Odorama : Versailles se raconte en parfums
Une balade olfactive dans les coulisses de l’histoire de Versailles : tel est le moment d’exception auquel nous convient l’historienne Elisabeth de Feydeau et le Monument Café. Avant ou après avoir parcouru le palais et ses jardins, on est ainsi invité à visiter différemment Versailles, cette fois avec son nez ! Au programme, une conférence intitulée ‘’Si Versailles m’était conté en parfums’’ au cours de laquelle on découvre, on s’étonne, on respire les matières premières de la parfumerie et on replace les fragrances dans leur contexte historique. Un voyage sensoriel accessible à toute la famille.

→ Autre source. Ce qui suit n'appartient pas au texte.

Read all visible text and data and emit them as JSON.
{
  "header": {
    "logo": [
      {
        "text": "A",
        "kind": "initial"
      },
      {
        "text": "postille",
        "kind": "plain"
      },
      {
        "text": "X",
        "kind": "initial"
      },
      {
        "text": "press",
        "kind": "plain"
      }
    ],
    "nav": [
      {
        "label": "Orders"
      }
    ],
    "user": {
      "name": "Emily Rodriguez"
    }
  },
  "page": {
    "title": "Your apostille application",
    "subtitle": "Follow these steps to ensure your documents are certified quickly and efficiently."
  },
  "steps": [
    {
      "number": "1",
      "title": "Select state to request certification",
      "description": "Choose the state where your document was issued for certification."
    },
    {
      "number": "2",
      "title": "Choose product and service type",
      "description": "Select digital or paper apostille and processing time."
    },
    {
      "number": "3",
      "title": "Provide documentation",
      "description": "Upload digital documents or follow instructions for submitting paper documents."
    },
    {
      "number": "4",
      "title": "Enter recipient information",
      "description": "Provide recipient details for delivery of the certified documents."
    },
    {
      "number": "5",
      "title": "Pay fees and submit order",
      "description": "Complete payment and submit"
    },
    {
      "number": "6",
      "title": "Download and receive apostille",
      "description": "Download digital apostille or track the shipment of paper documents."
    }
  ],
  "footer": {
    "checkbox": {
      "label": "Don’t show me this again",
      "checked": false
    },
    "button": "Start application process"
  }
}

Conçu par Elisabeth de Feydeau, l’Odorama ‘’Si Versailles m’était conté en parfums’’ nous fait remonter le temps et nous délivre ses secrets autour de trois personnalités emblématiques qui ont marqué la Cité Royale : Louis XIV, Louis XV et Marie-Antoinette. La conférence mêle la petite et la grande histoire, nous parle des courants intellectuels et artistiques et nous relate la vie à la Cour. Outre les matières premières de la parfumerie, présentées sous la forme d’extraits, l’historienne, qui est aussi créatrice d’une ligne de bougies inspirée par Versailles, nous fait découvrir les senteurs qu’elle a imaginées en hommage à cette royale époque. Pour terminer, les participants sont conviés à déguster le Dessert des Libertins, un entremet au cacao et au musc revisité par le chef du Monument Café, ainsi que sa version vanillée, parfumée à l’ambre. Ci après un petit avant-goût de la conférence…les senteurs en moins !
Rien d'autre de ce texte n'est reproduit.